For converting floats to integers all 4 are different. Let's agree that the use case for 3 is pretty rare and ignore it. 2 is a method that truncates the value and fails if it's out of range. A good name for that is probably truncate (though it's contract is not that of std::trunc). This has the added benefit of being explicit about the direction of rounding and allows for alternatives like ceil/round. I have a suspicion (I've done only cursory testing) that this method would be equivalent to
gsl::narrow<someint>(std::trunc(somefloat))
If I'm correct about this then I think truncating the input before calling narrow would be a better way to express that you don't care about precision loss. This would render 2 unnecessary which would again mean you just need narrow_cast and narrow.

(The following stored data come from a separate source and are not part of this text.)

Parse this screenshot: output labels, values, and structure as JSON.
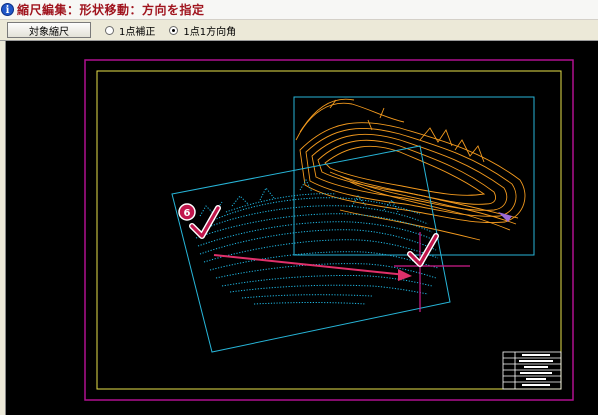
{
  "header": {
    "title": "縮尺編集：形状移動：方向を指定",
    "info_icon": "info-icon"
  },
  "toolbar": {
    "target_scale_button": "対象縮尺",
    "options": [
      {
        "label": "1点補正",
        "selected": false
      },
      {
        "label": "1点1方向角",
        "selected": true
      }
    ]
  },
  "canvas": {
    "step_marker": "6",
    "colors": {
      "outer_frame": "#b0108f",
      "inner_frame": "#e7e24a",
      "bounding_boxes": "#27b5d8",
      "terrain_orange": "#f39a1e",
      "terrain_cyan": "#1fb9e5",
      "arrow": "#e0306a",
      "check_mark": "#c0164c"
    }
  }
}
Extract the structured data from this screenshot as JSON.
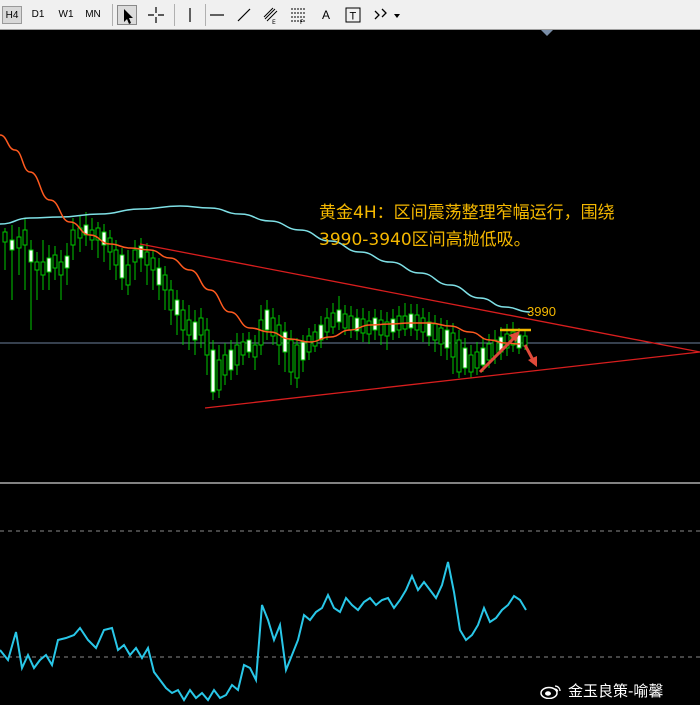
{
  "toolbar": {
    "timeframes": [
      "H4",
      "D1",
      "W1",
      "MN"
    ],
    "text_tool_label": "A",
    "text_label_tool_label": "T"
  },
  "chart": {
    "annotation_line1": "黄金4H：区间震荡整理窄幅运行，围绕",
    "annotation_line2": "3990-3940区间高抛低吸。",
    "price_label": "3990",
    "colors": {
      "background": "#000000",
      "ma_fast": "#ff5a1f",
      "ma_slow": "#7fe0e6",
      "candle_bull": "#00c800",
      "trendline": "#d81e1e",
      "horizontal_line": "#7a8ea8",
      "arrow": "#e04a3a",
      "level_marker": "#f5b800",
      "oscillator": "#29c7e8"
    }
  },
  "watermark": {
    "text": "金玉良策-喻馨",
    "icon": "weibo-icon"
  }
}
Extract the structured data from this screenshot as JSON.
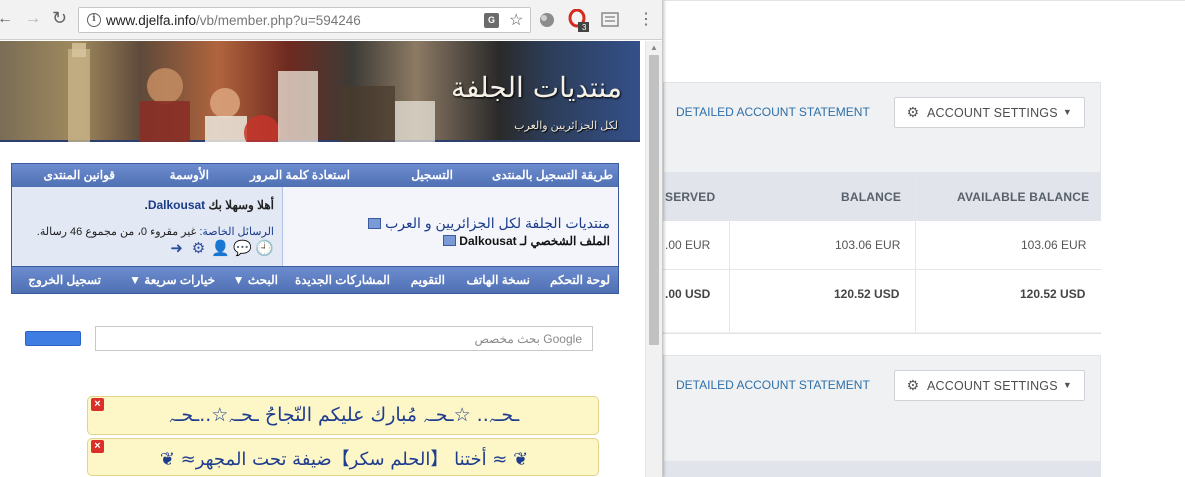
{
  "browser": {
    "url_host": "www.djelfa.info",
    "url_path": "/vb/member.php?u=594246",
    "extension_badge": "3"
  },
  "forum": {
    "top_nav": [
      "طريقة التسجيل بالمنتدى",
      "التسجيل",
      "استعادة كلمة المرور",
      "الأوسمة",
      "قوانين المنتدى"
    ],
    "welcome_prefix": "أهلا وسهلا بك",
    "username": "Dalkousat",
    "pm_label": "الرسائل الخاصة:",
    "pm_text": "غير مقروء 0، من مجموع 46 رسالة.",
    "forum_title": "منتديات الجلفة لكل الجزائريين و العرب",
    "profile_of": "الملف الشخصي لـ Dalkousat",
    "bottom_nav": [
      "لوحة التحكم",
      "نسخة الهاتف",
      "التقويم",
      "المشاركات الجديدة",
      "البحث ▼",
      "خيارات سريعة ▼",
      "تسجيل الخروج"
    ],
    "search_placeholder": "Google بحث مخصص",
    "announcements": [
      "ـحـﮧ.. ☆ـحـﮧ مُبارك عليكم النّجاحُ ـحـﮧ☆..ـحـﮧ",
      "❦ ≈ أختنا 【الحلم سكر】ضيفة تحت المجهر≈ ❦"
    ]
  },
  "account": {
    "statement_link": "DETAILED ACCOUNT STATEMENT",
    "settings_button": "ACCOUNT SETTINGS",
    "columns": [
      "SERVED",
      "BALANCE",
      "AVAILABLE BALANCE"
    ],
    "rows": [
      {
        "reserved": ".00 EUR",
        "balance": "103.06 EUR",
        "available": "103.06 EUR",
        "bold": false
      },
      {
        "reserved": ".00 USD",
        "balance": "120.52 USD",
        "available": "120.52 USD",
        "bold": true
      }
    ]
  },
  "colors": {
    "forum_nav": "#4f70b3",
    "link_blue": "#2e6fa8",
    "announcement_bg": "#fdf6c7"
  }
}
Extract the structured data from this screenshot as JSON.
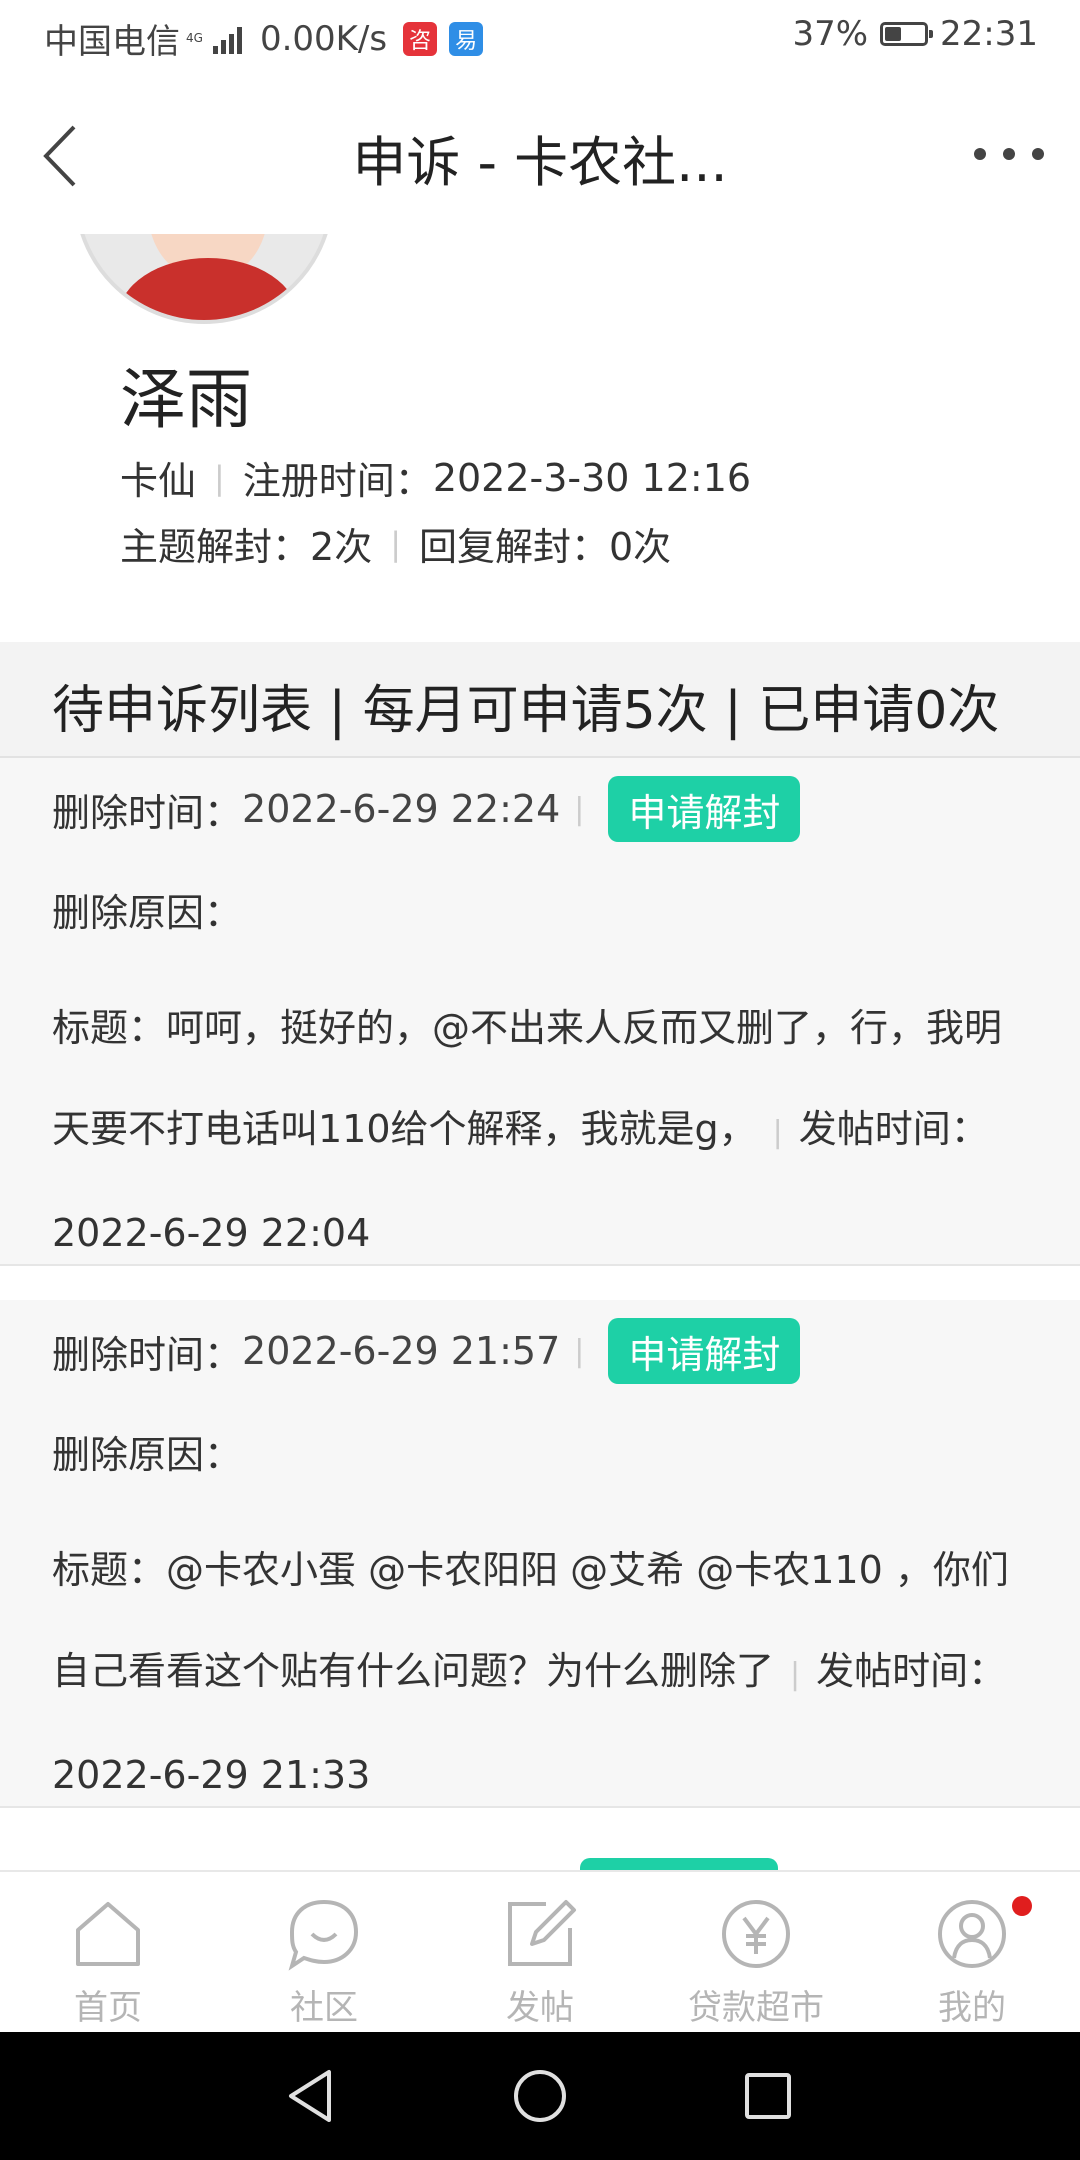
{
  "status_bar": {
    "carrier": "中国电信",
    "network": "4G",
    "speed": "0.00K/s",
    "app1_glyph": "咨",
    "app2_glyph": "易",
    "battery_percent_text": "37%",
    "battery_level": 0.37,
    "time": "22:31"
  },
  "nav": {
    "title": "申诉 - 卡农社..."
  },
  "profile": {
    "name": "泽雨",
    "level": "卡仙",
    "register_label": "注册时间：",
    "register_time": "2022-3-30 12:16",
    "topic_unblock_label": "主题解封：",
    "topic_unblock_count": "2次",
    "reply_unblock_label": "回复解封：",
    "reply_unblock_count": "0次"
  },
  "list_header": "待申诉列表 | 每月可申请5次 | 已申请0次",
  "appeals": [
    {
      "delete_time_label": "删除时间：",
      "delete_time": "2022-6-29 22:24",
      "button": "申请解封",
      "reason_label": "删除原因：",
      "title_label": "标题：",
      "title": "呵呵，挺好的，@不出来人反而又删了，行，我明天要不打电话叫110给个解释，我就是g，",
      "post_time_label": "发帖时间：",
      "post_time": "2022-6-29 22:04"
    },
    {
      "delete_time_label": "删除时间：",
      "delete_time": "2022-6-29 21:57",
      "button": "申请解封",
      "reason_label": "删除原因：",
      "title_label": "标题：",
      "title": "@卡农小蛋 @卡农阳阳 @艾希 @卡农110 ，你们自己看看这个贴有什么问题？为什么删除了",
      "post_time_label": "发帖时间：",
      "post_time": "2022-6-29 21:33"
    }
  ],
  "tabs": [
    {
      "label": "首页",
      "icon": "home-icon"
    },
    {
      "label": "社区",
      "icon": "chat-bubble-icon"
    },
    {
      "label": "发帖",
      "icon": "edit-post-icon"
    },
    {
      "label": "贷款超市",
      "icon": "yuan-icon"
    },
    {
      "label": "我的",
      "icon": "user-icon"
    }
  ],
  "colors": {
    "accent": "#1ed0a6",
    "notification_dot": "#e01e1e",
    "tab_inactive": "#b5b5b5"
  }
}
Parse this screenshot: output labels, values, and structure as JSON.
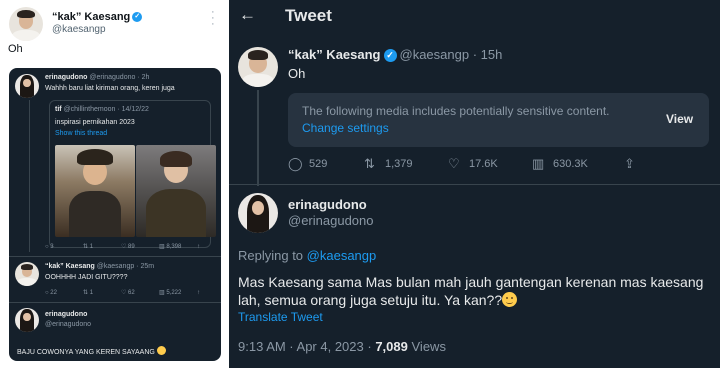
{
  "left": {
    "author_name": "“kak” Kaesang",
    "author_handle": "@kaesangp",
    "tweet_text": "Oh",
    "embedded": {
      "reply1": {
        "name": "erinagudono",
        "handle_time": "@erinagudono · 2h",
        "text": "Wahhh baru liat kiriman orang, keren juga",
        "quote": {
          "name": "tif",
          "handle_time": "@chillinthemoon · 14/12/22",
          "text": "inspirasi pernikahan 2023",
          "show_thread": "Show this thread"
        },
        "stats": [
          "3",
          "1",
          "89",
          "8,398"
        ]
      },
      "reply2": {
        "name": "“kak” Kaesang",
        "handle_time": "@kaesangp · 25m",
        "text": "OOHHHH JADI GITU????",
        "stats": [
          "22",
          "1",
          "62",
          "5,222"
        ]
      },
      "reply3": {
        "name": "erinagudono",
        "handle": "@erinagudono",
        "text": "BAJU COWONYA YANG KEREN SAYAANG"
      }
    }
  },
  "right": {
    "header_title": "Tweet",
    "tweet": {
      "name": "“kak” Kaesang",
      "handle_time": "@kaesangp · 15h",
      "text": "Oh",
      "sensitive_text": "The following media includes potentially sensitive content.",
      "change_settings": "Change settings",
      "view_label": "View",
      "stats": {
        "replies": "529",
        "retweets": "1,379",
        "likes": "17.6K",
        "views": "630.3K"
      }
    },
    "reply": {
      "name": "erinagudono",
      "handle": "@erinagudono",
      "replying_prefix": "Replying to",
      "replying_to": "@kaesangp",
      "text": "Mas Kaesang sama Mas bulan mah jauh gantengan kerenan mas kaesang lah, semua orang juga setuju itu. Ya kan??",
      "translate": "Translate Tweet",
      "timestamp": "9:13 AM · Apr 4, 2023 ·",
      "views_count": "7,089",
      "views_label": "Views"
    }
  },
  "colors": {
    "accent": "#1d9bf0",
    "dark_bg": "#15202b",
    "border": "#38444d",
    "muted": "#8b98a5"
  },
  "icons": [
    "verified-badge-icon",
    "more-icon",
    "back-arrow-icon",
    "reply-icon",
    "retweet-icon",
    "like-icon",
    "views-icon",
    "share-icon",
    "smile-emoji-icon"
  ]
}
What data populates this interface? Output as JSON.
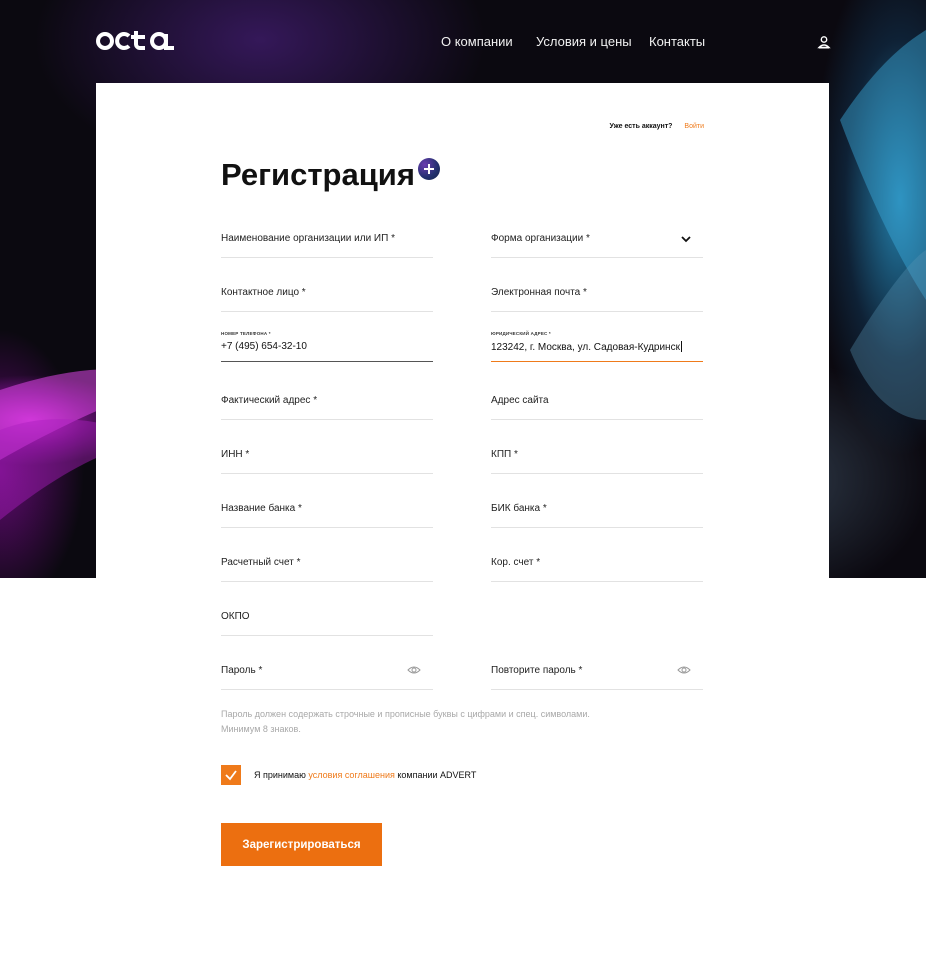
{
  "header": {
    "logo_text": "octa",
    "nav": [
      "О компании",
      "Условия и цены",
      "Контакты"
    ],
    "user_icon": "user-icon"
  },
  "auth": {
    "question": "Уже есть аккаунт?",
    "login_link": "Войти"
  },
  "form": {
    "title": "Регистрация",
    "add_icon": "plus-circle-icon",
    "fields": {
      "org_name": "Наименование организации или ИП *",
      "org_form": "Форма организации *",
      "contact": "Контактное лицо *",
      "email": "Электронная почта *",
      "phone_label": "НОМЕР ТЕЛЕФОНА *",
      "phone_value": "+7 (495) 654-32-10",
      "legal_label": "ЮРИДИЧЕСКИЙ АДРЕС *",
      "legal_value": "123242, г. Москва, ул. Садовая-Кудринск",
      "actual_address": "Фактический адрес *",
      "website": "Адрес сайта",
      "inn": "ИНН *",
      "kpp": "КПП *",
      "bank_name": "Название банка *",
      "bik": "БИК банка *",
      "account": "Расчетный счет *",
      "corr_account": "Кор. счет *",
      "okpo": "ОКПО",
      "password": "Пароль *",
      "password_repeat": "Повторите пароль *"
    },
    "hint_line1": "Пароль должен содержать строчные и прописные буквы с цифрами и спец. символами.",
    "hint_line2": "Минимум 8 знаков.",
    "agree_prefix": "Я принимаю",
    "agree_link": "условия соглашения",
    "agree_suffix": "компании ADVERT",
    "agree_checked": true,
    "submit": "Зарегистрироваться"
  },
  "colors": {
    "accent": "#ef7a1a",
    "button": "#ec6f10",
    "hero_bg": "#0b0910"
  }
}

I'd recommend no mention of truncation or, indeed, any rounding mode. Truncation may be what occurs but not necessarily. The purpose of this API is not to control rounding but rather to express the intent to convert in a way which may lose precision.
The intent of this API has always been to help tools to warn users of potentially surprising precision loss with fewer false positives. The intent is not to control or specify how rounding occurs.
Just to make sure my meaning is clear, I'm not suggesting defining narrow_cast_fail_on_precision_loss
as gsl::narrow<someint>(std::trunc(somefloat))
. I'm asserting that a user of gsl::narrow
that cares about overflow error but does not care about precision loss could simply alter the input to gsl::narrow
with something like trunc (or the numerous alternatives that convert a float to a nearby integer value) which removes the precision loss before gsl::narrow
starts checking. narrow is not controlling rounding at all in this scenario.
float f = 127.1;
char a = gsl::narrow_cast<char>(f); //I don't want to check for loss of precision or overflow
char b = gsl::narrow<char>(f); // I want to check for loss of precision and overflow
char c = gsl::narrow<char>(std::trunc(f)); // I want to check for overflow but not loss of precision. I've decided that in this case the loss of precision should be truncation.
Advantages:
integral_cast<char>(127.1)
should be considered an overflow or not. 127.1 is larger than the largest representable value in the type (so should overflow) but after precision loss it fits ok (so shouldn't overflow).Disadvantages:
(Side note: https://en.cppreference.com/w/cpp/numeric/fenv/FE_round states "The current rounding mode does NOT affect the following: floating-point to integer implicit conversion and casts (always towards zero)" so if that's correct then it seems safe to assume narrow_cast from float to int will truncate but that's mostly tangential to what I'm trying to say).
Consider whether throwing is the correct way to get information about narrowing failure. See GSL PR: microsoft/GSL#761
For example: we are concerned about whether or not to pull header iostreams for more rich exceptions. The example information in that PR looks useful but if the narrow_cast did a fail fast the programmer would have the information w/o adding it in string form to the exception.